I’ve known since my junior year of high school that I wanted to eventually teach English. My story, I imagine, is very similar to those of most future educators. I had both incredible teachers in high school who inspired me to teach as well as they taught me, and I also had terrible teachers who inspired me to want to teach better than they taught me. My interest in English came from my creative writing teacher in 11th grade, and my British Literature teacher in 12th grade. I fell in love with both reading and writing, and more importantly, I became obsessed with why it is important for us, as human beings, to read and write, and to do it well.
I’ve always seen literature as a sort of window into a life that is completely different from my own. And so, in reading about something that I don’t know anything about, I am given an opportunity to empathize with and relate to someone who, at first glance, I may have nothing in common with. The opportunity to find common ground with someone who may be your polar opposite is a crucial chance for young people to have. By providing students the opportunity to connect with literary characters with vastly different backgrounds than their own, we allow them to begin to imagine other people as complexly as they imagine themselves. Further, when people start to imagine others as complexly as they imagine themselves, they are more likely to sympathize and empathize more effectively, ultimately making them more well-rounded and understanding towards others.

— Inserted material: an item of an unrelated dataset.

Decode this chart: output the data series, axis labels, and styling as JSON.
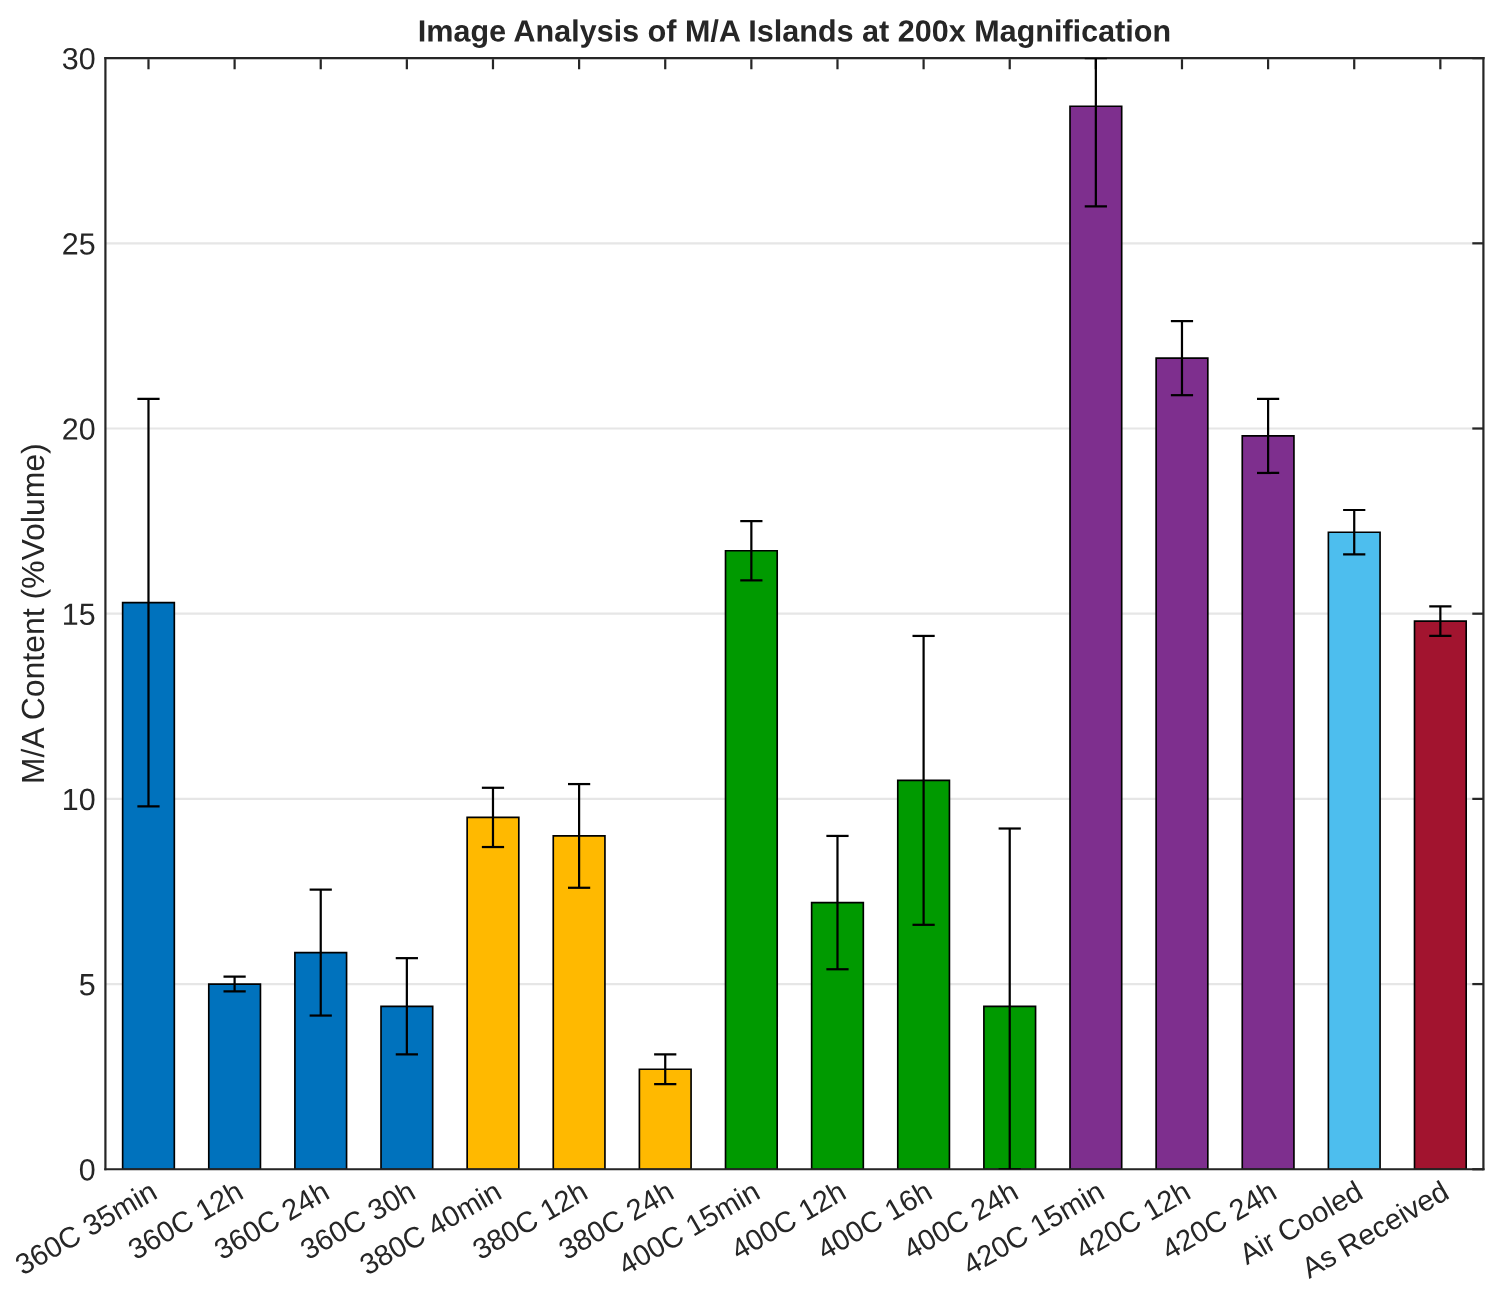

As far as the writing component of teaching English, I believe it’s extremely important for students to have the opportunity to create inside of the classroom. I also think that it’s important to take the product of what is created inside of the classroom outside the classroom so that students have the chance to receive feedback from someone who isn’t their teacher. Sharing writing also gives students a sense of pride in what they create, which will (hopefully) inevitably generate more interest in writing within the classroom.
So, long story short, I’m really excited to start teaching because I believe that reading and writing have the ability to change the way that people think and learn. And in my opinion, the world could use more than a little bit of change.